Goldman: Pretty is what changes in baseball
From SABR member Steven Goldman at The Hardball Times on February 22, 2019:
In early February, there were several reports (among them this one from ESPN’s Jeff Passan) that Major League Baseball and the MLB Players Association were discussing a number of possible rules changes. The two sides had booted around bringing the designated hitter to the National League, a three-batter minimum for pitchers, the expansion of rosters to 26 men with a limit on pitcher spots, and more.

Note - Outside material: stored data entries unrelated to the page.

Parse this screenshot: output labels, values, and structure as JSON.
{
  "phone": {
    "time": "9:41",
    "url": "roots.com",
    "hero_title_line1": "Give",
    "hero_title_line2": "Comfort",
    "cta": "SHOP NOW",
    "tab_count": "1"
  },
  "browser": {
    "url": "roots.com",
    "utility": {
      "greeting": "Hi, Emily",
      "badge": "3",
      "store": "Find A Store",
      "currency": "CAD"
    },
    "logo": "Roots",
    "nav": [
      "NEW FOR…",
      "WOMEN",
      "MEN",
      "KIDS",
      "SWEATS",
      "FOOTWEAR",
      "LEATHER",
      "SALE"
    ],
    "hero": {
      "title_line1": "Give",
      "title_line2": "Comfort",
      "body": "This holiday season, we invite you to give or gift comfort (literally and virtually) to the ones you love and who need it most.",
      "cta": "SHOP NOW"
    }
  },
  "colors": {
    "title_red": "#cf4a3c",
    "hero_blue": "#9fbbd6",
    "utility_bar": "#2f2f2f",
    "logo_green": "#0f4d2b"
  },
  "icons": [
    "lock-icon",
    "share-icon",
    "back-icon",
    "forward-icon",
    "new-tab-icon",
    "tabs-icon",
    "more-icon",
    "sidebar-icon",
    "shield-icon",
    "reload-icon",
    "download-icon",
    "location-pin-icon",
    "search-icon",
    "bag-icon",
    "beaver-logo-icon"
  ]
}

As with almost everything about Major League Baseball, an institution that always has made a virtue of moving at geologic speed, the discussions were frustratingly inconclusive. In fact, their purpose might not have been to reach a conclusion; rather, the conversation was the thing. Throughout Passan’s article, there is the suggestion that the talks represent a modus vivendi, a conversation whose main purpose is to keep the sides in communication and facilitate later, more urgent conversations:
In typical bargaining sessions, dozens of ideas are offered, considered and placed on the back burner, so the likelihood of a handful of these proposals being ratified, let alone all of them, is unlikely, according to sources. Still, as MLB and the union seek to find a place of understanding amid a winter chill that has fractured already-tenuous relations, the mere discussion, sources said, is considered a positive.
Well, maybe. As Winston Churchill said, to jaw-jaw is always better than to war-war, but taking the mere fact of conversation as a positive presupposes the luxury of a leisurely approach to problem-solving in baseball. “If it ain’t broke, don’t fix it,” goes the cliché, but time breaks everything.